The novel technology, which is based on single-photon detection, could be used to inspect underwater installations such as offshore wind farms, to monitor or survey submerged archaeology sites, or for security and defense applications.
Leveraging single-photon detection
High-resolution optical imaging in turbid water remains challenging due to absorption and scattering, which cause significant signal attenuation in relatively short propagation distances. In previous work, Aurora Maccarone, Heriot-Watt University, UK, and her colleagues reported the first use of single-photon detection techniques for underwater imaging, which allows very high penetration through murky water.
“By measuring the time of flight of the light pulses, we were able to reconstruct three-dimensional images of underwater objects,” said study author Maccarone. “This [latest study] represents an advancement as, to the best of our knowledge, this is the first prototype of a fully submerged imaging system based on quantum detection technologies.”

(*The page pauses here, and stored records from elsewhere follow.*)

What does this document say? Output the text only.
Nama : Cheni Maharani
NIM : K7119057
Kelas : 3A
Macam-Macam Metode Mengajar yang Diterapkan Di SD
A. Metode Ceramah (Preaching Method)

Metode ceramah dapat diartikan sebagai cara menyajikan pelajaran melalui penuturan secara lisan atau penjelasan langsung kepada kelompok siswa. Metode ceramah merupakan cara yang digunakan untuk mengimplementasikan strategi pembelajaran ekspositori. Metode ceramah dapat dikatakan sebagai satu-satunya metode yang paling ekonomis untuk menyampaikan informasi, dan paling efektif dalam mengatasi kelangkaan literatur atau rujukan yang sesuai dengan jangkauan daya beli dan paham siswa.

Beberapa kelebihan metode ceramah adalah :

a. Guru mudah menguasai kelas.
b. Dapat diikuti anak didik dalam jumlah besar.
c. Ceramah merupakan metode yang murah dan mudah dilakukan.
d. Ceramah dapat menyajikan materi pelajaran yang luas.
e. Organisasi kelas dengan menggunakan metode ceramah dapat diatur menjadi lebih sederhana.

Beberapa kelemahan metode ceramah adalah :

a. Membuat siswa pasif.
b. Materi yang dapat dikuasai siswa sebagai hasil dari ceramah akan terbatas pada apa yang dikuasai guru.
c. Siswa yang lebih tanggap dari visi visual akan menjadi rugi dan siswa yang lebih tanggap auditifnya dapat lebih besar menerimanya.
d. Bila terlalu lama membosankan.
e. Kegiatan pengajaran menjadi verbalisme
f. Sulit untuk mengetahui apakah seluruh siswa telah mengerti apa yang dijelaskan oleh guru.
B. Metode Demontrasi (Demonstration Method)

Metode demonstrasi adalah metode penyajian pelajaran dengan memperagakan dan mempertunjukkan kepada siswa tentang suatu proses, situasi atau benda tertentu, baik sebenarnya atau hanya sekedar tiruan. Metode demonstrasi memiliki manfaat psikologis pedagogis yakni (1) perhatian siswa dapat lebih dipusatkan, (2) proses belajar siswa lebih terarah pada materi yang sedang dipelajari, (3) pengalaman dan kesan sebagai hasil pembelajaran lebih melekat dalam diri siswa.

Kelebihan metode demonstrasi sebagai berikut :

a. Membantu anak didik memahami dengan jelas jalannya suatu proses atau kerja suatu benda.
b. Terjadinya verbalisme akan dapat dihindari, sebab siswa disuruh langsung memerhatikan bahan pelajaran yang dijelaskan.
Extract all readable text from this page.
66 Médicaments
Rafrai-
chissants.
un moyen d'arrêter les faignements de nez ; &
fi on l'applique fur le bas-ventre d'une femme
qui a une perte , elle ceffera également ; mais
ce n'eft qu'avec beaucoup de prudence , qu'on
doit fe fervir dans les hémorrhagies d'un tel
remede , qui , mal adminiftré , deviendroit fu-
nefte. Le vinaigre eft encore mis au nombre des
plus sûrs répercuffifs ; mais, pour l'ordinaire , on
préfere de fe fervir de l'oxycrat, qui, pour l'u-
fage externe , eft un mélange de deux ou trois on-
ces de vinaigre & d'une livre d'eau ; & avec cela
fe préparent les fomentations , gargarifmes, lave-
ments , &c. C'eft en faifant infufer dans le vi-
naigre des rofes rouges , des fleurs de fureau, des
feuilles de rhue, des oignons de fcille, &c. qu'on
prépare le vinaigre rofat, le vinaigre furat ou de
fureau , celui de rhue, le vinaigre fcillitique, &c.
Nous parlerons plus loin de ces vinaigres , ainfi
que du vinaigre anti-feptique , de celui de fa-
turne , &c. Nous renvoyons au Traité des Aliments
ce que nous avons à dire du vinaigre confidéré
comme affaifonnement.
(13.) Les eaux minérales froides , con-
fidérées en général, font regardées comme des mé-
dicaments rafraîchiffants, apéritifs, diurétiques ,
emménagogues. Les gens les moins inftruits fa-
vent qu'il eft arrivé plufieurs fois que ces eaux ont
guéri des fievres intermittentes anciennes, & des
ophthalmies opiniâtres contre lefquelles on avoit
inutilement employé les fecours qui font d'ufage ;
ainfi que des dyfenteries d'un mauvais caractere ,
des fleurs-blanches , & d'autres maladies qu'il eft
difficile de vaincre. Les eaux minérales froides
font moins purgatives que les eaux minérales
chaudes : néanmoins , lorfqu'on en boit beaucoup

Earlier experiments by her team and other groups were always performed in carefully controlled laboratory conditions, with the optical setup placed outside a water tank and data analysis performed offline. Now, not only is the optical setup underwater, but hardware and software developments made by Maccarone and her colleagues allow 3D images to be reconstructed in real time.
Moving the prototype underwater
The system included a green pulsed laser (532 nm, 20 MHz) for illumination and an ultra-sensitive array (192 × 128 pixels) of single-photon avalanche diodes for detection, along with a fiber collimation package, optical diffuser, lenses and bandpass filters. By measuring the return time of the reflected light, the distance to the target could be accurately measured.
The prototype achieved images of stationary targets at distances of 3 m, as well as real-time 3D video demonstrations of moving targets at 10 frames per second.
“The array of single-photon detectors gives the advantage of ultrafast low-light event detection, reducing considerably the time for operations in photon-starved environments, as in deep water,” said Maccarone.
After assembling and testing the optical setup on a laboratory bench, the researchers moved the equipment to a large water tank (4 × 3 × 2 m). They submerged the system in water and added a scattering agent in a controlled manner to make the water more turbid. The prototype achieved images of stationary targets at distances of 3 m, as well as real-time 3D video demonstrations of moving targets at 10 frames per second.
“Currently, the main challenge is to understand how to reduce the size of each component in order to integrate the imaging system on an underwater vehicle,” Maccarone said. “We are collaborating with industry to find a suitable solution to make this possible without compromising on the performance of the system.”